Abd'de Seçim
Dünyanın pek çok ülkesindeki Amerikalılar, ABD'deki başkanlık seçimlerini anavatanlarından uzakta izlemek durumunda kaldı.
Belçika'da yaşayan Amerikan vatandaşları, seçimleri bir parti atmosferinde hep birlikte takip etmek için akşam saatlerinden itibaren Brüksel'in önemli otellerinden birinde buluşarak televizyondan takip etti.Seçim partisinde Obama taraftarı demokratların sayıca daha fazla olduğu gözlemlenirken Cumhuriyetçi Romney taraftarları da seçim sonuçlarına ilişkin iddialı gözüktü. Gece saat 01:00'e doğru resmi olmayan ilk seçim sonuçları gelirken Brüksel'deki Amerikalılar düşüncelerini açıkladılar.
Patrick Shannon, Obama'ya oy verdiğini belirterek "Öyle inanıyorum ki, kıl payı da olsa o kazanacak ve bu da onun başarılı bir organizasyon adamı olmasından ve interneti iyi kullanmasından kaynaklanıyor.

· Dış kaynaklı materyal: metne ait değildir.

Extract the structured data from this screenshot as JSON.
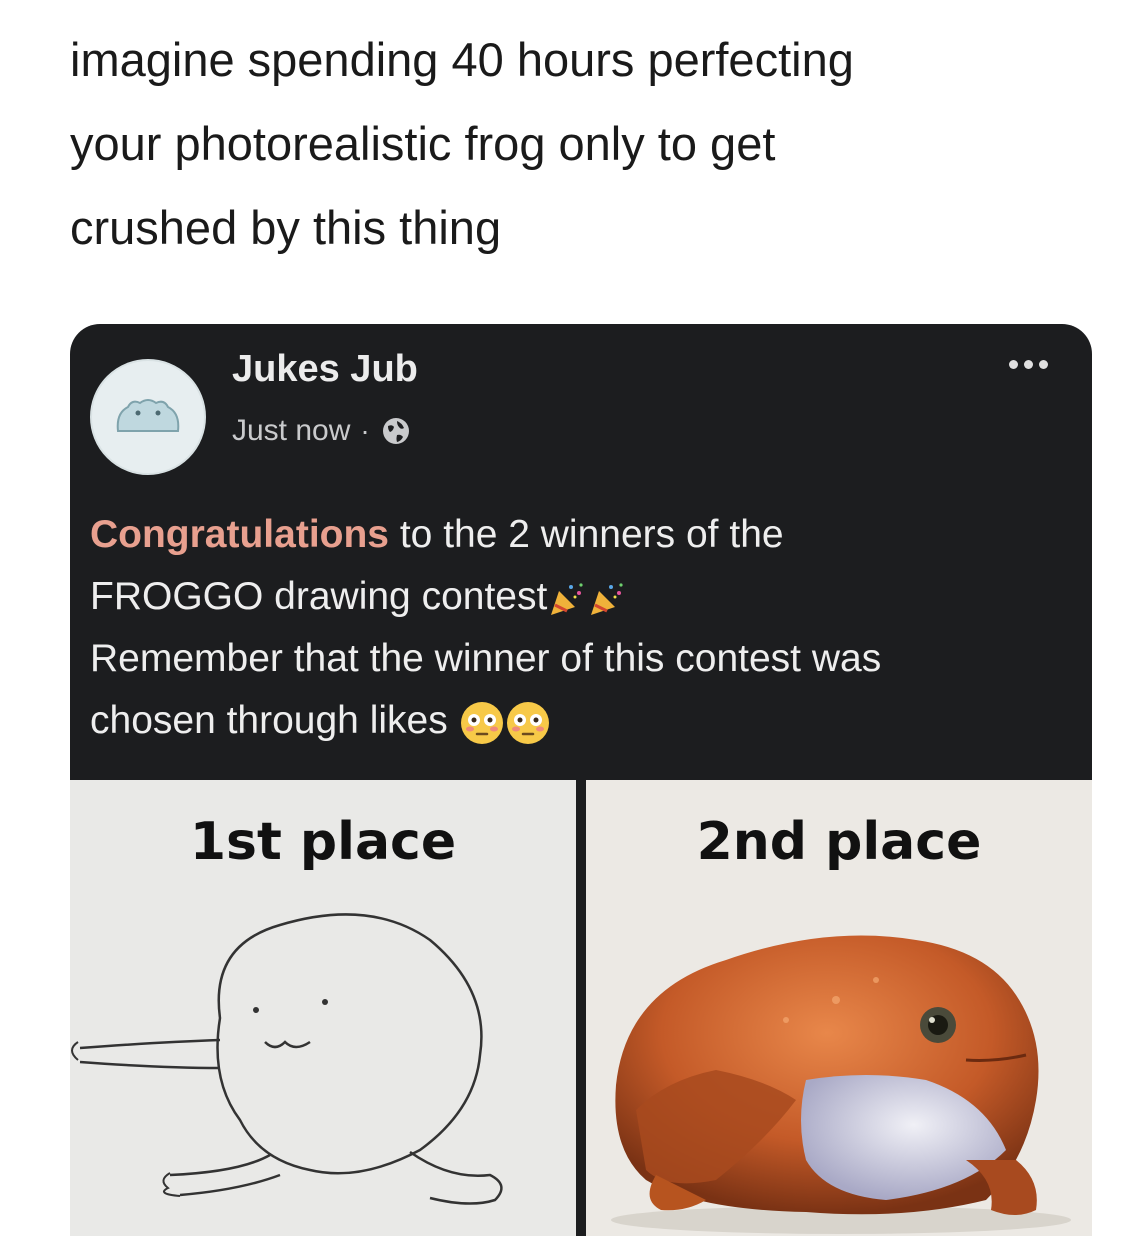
{
  "caption": {
    "lines": [
      "imagine spending 40 hours perfecting",
      "your photorealistic frog only to get",
      "crushed by this thing"
    ]
  },
  "post": {
    "author": "Jukes Jub",
    "time": "Just now",
    "separator": "·",
    "icons": {
      "avatar": "frog-avatar-icon",
      "privacy": "globe-icon",
      "menu": "more-options-icon"
    },
    "body": {
      "highlight": "Congratulations",
      "line1_rest": " to the 2 winners of the",
      "line2": "FROGGO drawing contest",
      "line3": "Remember that the winner of this contest was",
      "line4": "chosen through likes"
    },
    "images": [
      {
        "label": "1st place",
        "description_icon": "frog-doodle-drawing"
      },
      {
        "label": "2nd place",
        "description_icon": "realistic-frog-drawing"
      }
    ]
  },
  "colors": {
    "post_bg": "#1c1d1f",
    "highlight": "#e8a08f",
    "text": "#eeeeee"
  }
}
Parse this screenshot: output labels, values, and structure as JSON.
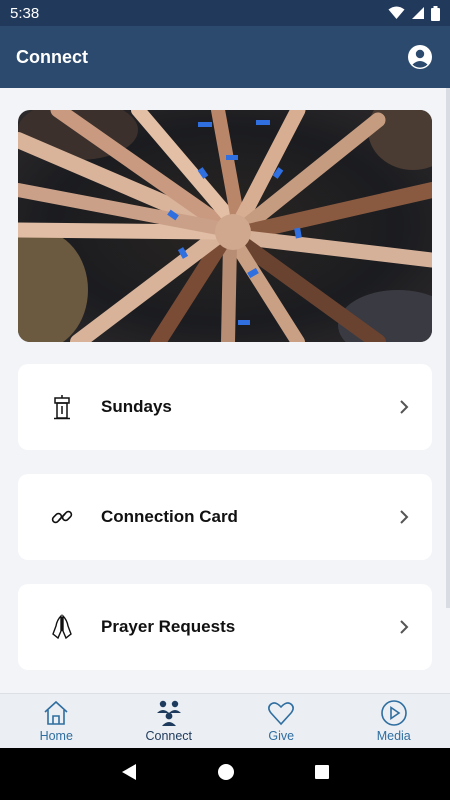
{
  "status_bar": {
    "time": "5:38",
    "icons": [
      "wifi-icon",
      "signal-icon",
      "battery-icon"
    ]
  },
  "app_bar": {
    "title": "Connect",
    "profile_icon": "account-circle-icon"
  },
  "hero": {
    "image": "hands-joined-in-circle-photo"
  },
  "cards": [
    {
      "label": "Sundays",
      "icon": "podium-icon"
    },
    {
      "label": "Connection Card",
      "icon": "link-icon"
    },
    {
      "label": "Prayer Requests",
      "icon": "praying-hands-icon"
    }
  ],
  "tabs": [
    {
      "label": "Home",
      "icon": "home-icon",
      "active": false
    },
    {
      "label": "Connect",
      "icon": "people-icon",
      "active": true
    },
    {
      "label": "Give",
      "icon": "heart-icon",
      "active": false
    },
    {
      "label": "Media",
      "icon": "play-circle-icon",
      "active": false
    }
  ],
  "colors": {
    "header": "#2b4a6e",
    "status_bar": "#213a5b",
    "tab_accent": "#2f6ea0",
    "background": "#f3f4f8"
  }
}
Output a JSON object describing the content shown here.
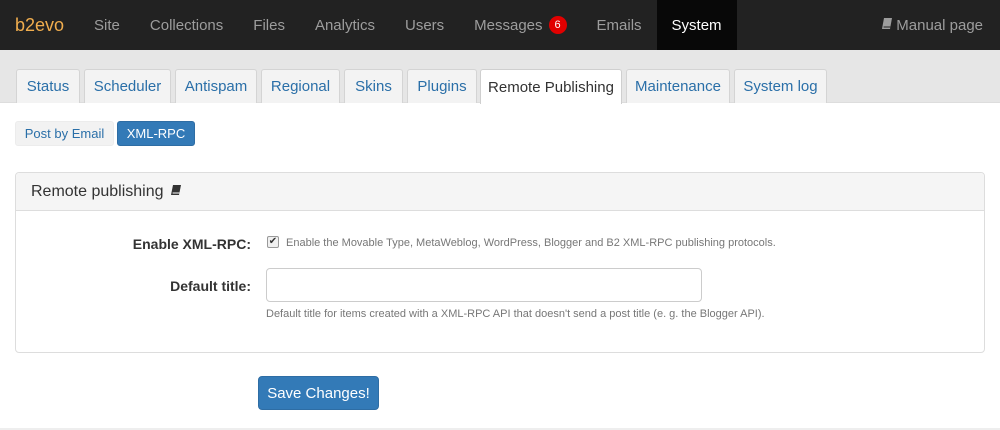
{
  "navbar": {
    "brand": "b2evo",
    "items": [
      {
        "label": "Site"
      },
      {
        "label": "Collections"
      },
      {
        "label": "Files"
      },
      {
        "label": "Analytics"
      },
      {
        "label": "Users"
      },
      {
        "label": "Messages",
        "badge": "6"
      },
      {
        "label": "Emails"
      },
      {
        "label": "System",
        "active": true
      }
    ],
    "manual_label": "Manual page",
    "manual_icon": "book-icon"
  },
  "tabs": [
    {
      "label": "Status"
    },
    {
      "label": "Scheduler"
    },
    {
      "label": "Antispam"
    },
    {
      "label": "Regional"
    },
    {
      "label": "Skins"
    },
    {
      "label": "Plugins"
    },
    {
      "label": "Remote Publishing",
      "active": true
    },
    {
      "label": "Maintenance"
    },
    {
      "label": "System log"
    }
  ],
  "subtabs": [
    {
      "label": "Post by Email"
    },
    {
      "label": "XML-RPC",
      "active": true
    }
  ],
  "panel": {
    "title": "Remote publishing",
    "title_icon": "book-icon",
    "enable_xmlrpc": {
      "label": "Enable XML-RPC:",
      "checked": true,
      "note": "Enable the Movable Type, MetaWeblog, WordPress, Blogger and B2 XML-RPC publishing protocols."
    },
    "default_title": {
      "label": "Default title:",
      "value": "",
      "help": "Default title for items created with a XML-RPC API that doesn't send a post title (e. g. the Blogger API)."
    }
  },
  "save_label": "Save Changes!",
  "colors": {
    "brand": "#f0ad4e",
    "primary": "#337ab7",
    "badge": "#e10000",
    "navbar": "#222222"
  }
}
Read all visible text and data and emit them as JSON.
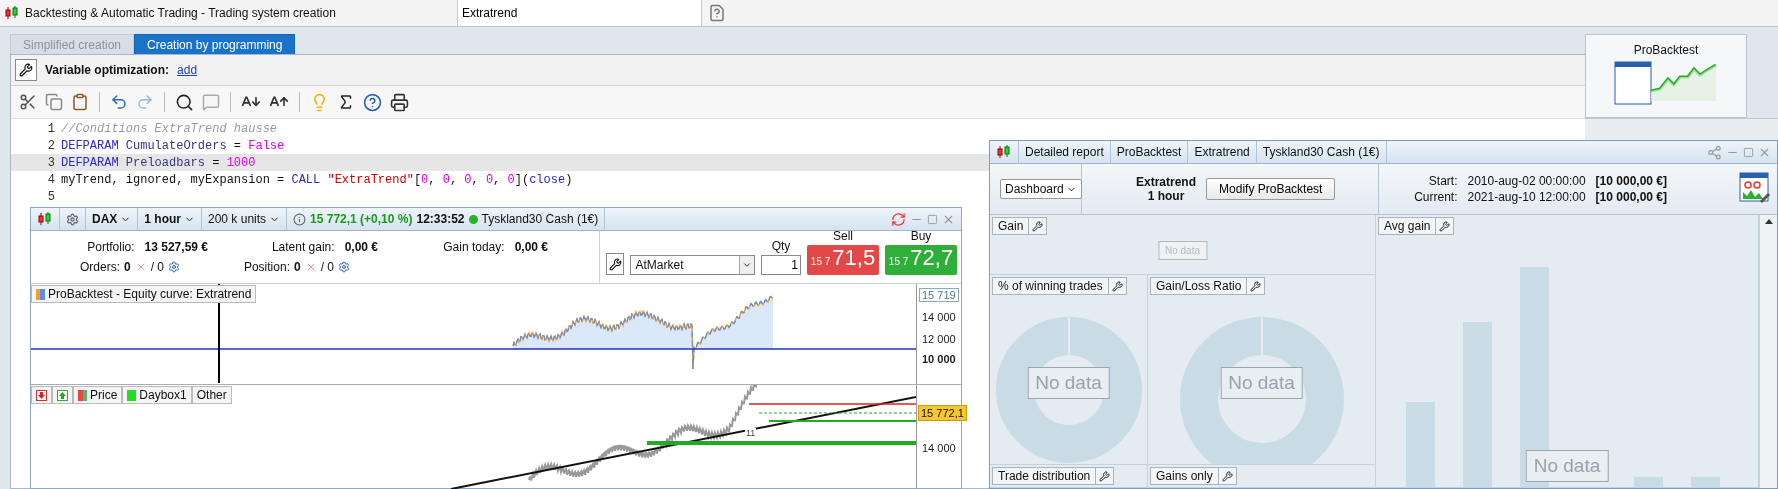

ABD dışında yaşayan Amerikalıların çoğunun Obama'yı desteklediğini görüyorum. Nedenini bilmiyorum ama durum bunu gösteriyor. Yüzde 80 diyebilirim bu oran. Obama kazanırsa harika olur" dedi.
Rita Crevaels de, Obama'ya oy verdiğini anlatarak şunları söyledi: "Çünkü o iyi bir başkan ve bence ona bir dört yıl daha fırsat vermeliyiz. Eğer kazanırsa şampanya açar ve tüm gün parti yaparım. Ancak bundan zaten kuşkum yok çünkü onun kazanacağını biliyorum, o en iyisidir." Yurtdışı Cumhuriyetçiler Derneği Başkanı Orlando J.Casares ise, "Cumhuriyetçi olsun demokrat olsun Amerikalılar başta Avrupa olmak üzere çeşitli nedenlerle yurt dışına yerleştikleri zaman doğal olarak siyasi konularla eskisi kadar iç içe olmuyor" dedi.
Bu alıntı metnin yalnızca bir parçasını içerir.